教員の過酷な労働状況が明るみになり、労働環境に関する裁判例や教員志望者への影響などがあり、少なくとも統計数値では、労働環境の改善見込まれ雇用側にとってはメリットと考えられます。
変形労働時間制のデメリット
一般的企業で、変形労働時間制を導入した場合のデメリットは、- 繁忙期の労働時間が長時間に … 所定労働時間を超えなければ残業扱いにならないため、労働者のモチベーション低下の懸念
- 人事担当者の手間が増加 … 通常の勤務体系よりも残業時間の計算が複雑になります。また、導入時には就業規則の変更や労使協定の締結など様々な手続きが必要
- 不公平感が生まれる可能性 … 特定の部署だけに導入している場合、社内の一体感に懸念
国立大学法人附属学校においては、変形労働時間制の導入が進んでいますが、以下のような声もあります。
- 繁忙期は定時が長時間化、しかも当然のように定時以上に働いている
- 夏休みは実質的に今まで通りなので、普段定時がのびているので確実に損
- 夏休みの短時間勤務は「せっかく出勤したので働いておこう」と完全に形骸化
公立教員への変形労働時間制の導入
- 繁忙期の連続労働日数は、原則6日以内
- 労働時間の上限は、1日10時間、1週間52時間
- 労働日数の上限は、年間280日
- 時間外労働の上限は、1カ月42時間、年間320時間
文部科学省による導入の意義
文部科学省による導入のイメージ(小学校)
参考:労働基準法による休憩時間
労働基準法第34条では、勤務時間が8時間を超えると休憩時間は60分確保する必要があります。勤務時間 | 休憩時間 | 始業〜終業時間 |
7時間45分 | 45分 | 8時間30分 |
8時間30分 | 60分 | 9時間30分 |
9時間00分 | 60分 | 10時間 |
年単位の変形労働時間制に関する条例の整備状況
休日の「まとめ取り」のための1年単位の変形労働時間制に関する条例を2021年度までに整備済・整備される見込みである自治体は、都道府県は25.5%、政令市は5.0%となっています。(調査基準日:2021年9月1日時点)
改正給特法は、あくまでも各地方公共団体の判断により条例で選択的に活用できるよう法整備された制度であるため、実施率の高低が望ましい、望ましくない状況を表すものではありません。
自治体による条例の整備状況
条例の整備状況 | 都道府県(47) | 政令市(20) |
2020年度に整備済 | 19.1% | 5.0% |
2021年度中に予定 | 6.4% | ー |
時期未定、整備予定 | 19.1% | ー |
整備を検討中 | 53.2% | 80.0% |
整備予定なし | 2.1% | 15.0% |
今後、考えていくべき事
変形労働時間制の導入は自治体の判断によります。2021年9月の調査時点では導入が進んでいるとは言えません。
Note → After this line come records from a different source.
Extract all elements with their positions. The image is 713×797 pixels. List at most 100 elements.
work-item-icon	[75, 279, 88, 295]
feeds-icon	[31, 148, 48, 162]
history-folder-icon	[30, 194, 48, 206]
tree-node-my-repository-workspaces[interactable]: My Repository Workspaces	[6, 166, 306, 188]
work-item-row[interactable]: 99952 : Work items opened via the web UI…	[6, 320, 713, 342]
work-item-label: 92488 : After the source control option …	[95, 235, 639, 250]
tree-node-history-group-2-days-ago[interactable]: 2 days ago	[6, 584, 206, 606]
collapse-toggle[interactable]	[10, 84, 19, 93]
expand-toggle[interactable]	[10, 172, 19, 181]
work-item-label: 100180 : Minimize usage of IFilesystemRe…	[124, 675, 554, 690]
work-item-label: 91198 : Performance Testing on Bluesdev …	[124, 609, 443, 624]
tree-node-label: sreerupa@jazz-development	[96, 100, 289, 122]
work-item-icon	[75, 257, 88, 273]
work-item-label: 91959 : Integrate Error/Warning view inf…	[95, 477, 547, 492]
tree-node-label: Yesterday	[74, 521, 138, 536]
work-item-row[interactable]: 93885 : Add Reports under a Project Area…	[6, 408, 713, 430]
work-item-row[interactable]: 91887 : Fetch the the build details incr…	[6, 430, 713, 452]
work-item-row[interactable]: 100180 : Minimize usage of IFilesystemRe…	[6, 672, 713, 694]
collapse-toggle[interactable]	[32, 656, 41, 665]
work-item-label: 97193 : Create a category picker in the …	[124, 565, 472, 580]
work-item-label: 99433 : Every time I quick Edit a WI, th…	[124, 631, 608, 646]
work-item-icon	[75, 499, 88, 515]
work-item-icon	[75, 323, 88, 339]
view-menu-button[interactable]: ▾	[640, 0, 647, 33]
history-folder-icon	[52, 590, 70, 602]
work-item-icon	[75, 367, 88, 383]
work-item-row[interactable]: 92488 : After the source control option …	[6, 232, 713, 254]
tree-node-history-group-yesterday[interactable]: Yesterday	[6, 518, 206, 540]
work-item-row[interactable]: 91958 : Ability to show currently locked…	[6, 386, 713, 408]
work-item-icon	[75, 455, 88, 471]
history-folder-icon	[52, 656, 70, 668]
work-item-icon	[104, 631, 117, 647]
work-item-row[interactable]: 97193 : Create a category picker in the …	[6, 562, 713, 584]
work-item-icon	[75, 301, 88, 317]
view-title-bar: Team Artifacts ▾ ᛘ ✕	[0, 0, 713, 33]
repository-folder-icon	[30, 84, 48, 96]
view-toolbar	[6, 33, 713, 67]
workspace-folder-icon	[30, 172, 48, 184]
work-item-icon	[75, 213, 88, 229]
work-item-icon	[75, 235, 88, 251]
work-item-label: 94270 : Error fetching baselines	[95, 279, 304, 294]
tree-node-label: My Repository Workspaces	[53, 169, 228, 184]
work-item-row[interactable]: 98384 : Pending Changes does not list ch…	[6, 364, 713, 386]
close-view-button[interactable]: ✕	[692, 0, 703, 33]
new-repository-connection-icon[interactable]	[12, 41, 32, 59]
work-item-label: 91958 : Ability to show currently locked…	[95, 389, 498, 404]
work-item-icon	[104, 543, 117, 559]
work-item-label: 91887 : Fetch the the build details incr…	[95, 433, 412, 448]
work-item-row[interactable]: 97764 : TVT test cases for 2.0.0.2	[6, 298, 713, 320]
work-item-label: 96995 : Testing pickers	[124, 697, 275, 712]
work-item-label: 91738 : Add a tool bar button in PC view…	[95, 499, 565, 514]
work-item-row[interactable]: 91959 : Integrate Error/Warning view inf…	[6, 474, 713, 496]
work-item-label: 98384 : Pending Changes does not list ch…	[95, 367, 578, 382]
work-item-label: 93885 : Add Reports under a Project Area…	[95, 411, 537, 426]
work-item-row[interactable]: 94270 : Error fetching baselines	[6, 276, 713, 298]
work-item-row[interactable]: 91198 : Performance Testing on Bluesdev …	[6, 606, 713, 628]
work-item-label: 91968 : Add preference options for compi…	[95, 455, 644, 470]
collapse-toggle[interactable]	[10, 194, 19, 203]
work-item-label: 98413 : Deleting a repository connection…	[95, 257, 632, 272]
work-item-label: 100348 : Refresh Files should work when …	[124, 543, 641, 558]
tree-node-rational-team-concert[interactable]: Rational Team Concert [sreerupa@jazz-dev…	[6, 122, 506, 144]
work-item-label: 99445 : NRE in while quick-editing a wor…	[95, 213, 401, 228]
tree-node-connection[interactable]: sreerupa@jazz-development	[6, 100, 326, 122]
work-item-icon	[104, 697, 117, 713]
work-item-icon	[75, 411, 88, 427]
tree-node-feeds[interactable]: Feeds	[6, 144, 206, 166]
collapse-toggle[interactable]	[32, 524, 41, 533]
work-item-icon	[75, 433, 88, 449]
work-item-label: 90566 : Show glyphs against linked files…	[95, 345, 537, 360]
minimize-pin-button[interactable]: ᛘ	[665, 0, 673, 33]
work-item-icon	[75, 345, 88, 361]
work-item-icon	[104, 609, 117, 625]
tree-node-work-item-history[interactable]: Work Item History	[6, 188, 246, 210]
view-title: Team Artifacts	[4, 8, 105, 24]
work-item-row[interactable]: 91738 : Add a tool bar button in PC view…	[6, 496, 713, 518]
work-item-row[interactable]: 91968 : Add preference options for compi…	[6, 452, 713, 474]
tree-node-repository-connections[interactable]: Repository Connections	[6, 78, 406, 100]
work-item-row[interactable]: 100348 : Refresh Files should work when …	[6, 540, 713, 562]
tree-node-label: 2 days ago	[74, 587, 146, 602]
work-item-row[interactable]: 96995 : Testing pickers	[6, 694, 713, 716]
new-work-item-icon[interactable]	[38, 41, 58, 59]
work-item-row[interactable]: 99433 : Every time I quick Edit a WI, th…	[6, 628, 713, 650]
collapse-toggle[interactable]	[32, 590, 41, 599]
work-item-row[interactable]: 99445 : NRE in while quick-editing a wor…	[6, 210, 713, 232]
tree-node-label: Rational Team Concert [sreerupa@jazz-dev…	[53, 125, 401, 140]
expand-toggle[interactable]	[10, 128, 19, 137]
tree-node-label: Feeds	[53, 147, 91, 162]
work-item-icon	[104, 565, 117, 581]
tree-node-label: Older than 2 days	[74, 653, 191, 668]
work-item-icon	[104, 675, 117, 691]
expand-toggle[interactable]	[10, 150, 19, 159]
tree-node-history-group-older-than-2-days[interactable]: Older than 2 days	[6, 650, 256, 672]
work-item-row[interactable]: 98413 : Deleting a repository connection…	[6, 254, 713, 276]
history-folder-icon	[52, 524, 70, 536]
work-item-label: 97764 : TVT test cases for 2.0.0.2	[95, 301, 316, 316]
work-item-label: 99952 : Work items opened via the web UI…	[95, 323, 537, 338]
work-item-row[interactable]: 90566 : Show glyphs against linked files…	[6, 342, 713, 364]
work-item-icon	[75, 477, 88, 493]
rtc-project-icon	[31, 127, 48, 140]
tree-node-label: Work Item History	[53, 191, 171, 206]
課題として考えらるのは、業務量が減っていない現実があります。
学校閉庁日設定や、留守番電話設定などは進みつつありますが、学校・教師が担う業務に係る3分類が示され、教員の業務量を適切なものにする取り組みが始まっていますが、部活動の指導や児童生徒への時間外での対応などの業務についての課題が解消されているとは言えません。
さらには、教職員定数改善が先だとする意見もあります。教員の仕事は、ここまでといった線引きのできない仕事、すなわち職務内容に無限定性を持つ仕事とする考える人もいます。
繁忙期ではない長期休業だからこそ、教員は日頃の実践を振り返り学ぶことができる、その機会を奪ってしまう可能性も指摘されています。
改正給特法による教員の変形労働時間制は教員の働き方改革を進める上での施策の一つです。
教員の業務内容の見直しや業務量削減など、様々な働き方改革の取り組みと、本制度の両面から教員の長時間勤務を解消していくことが重要です。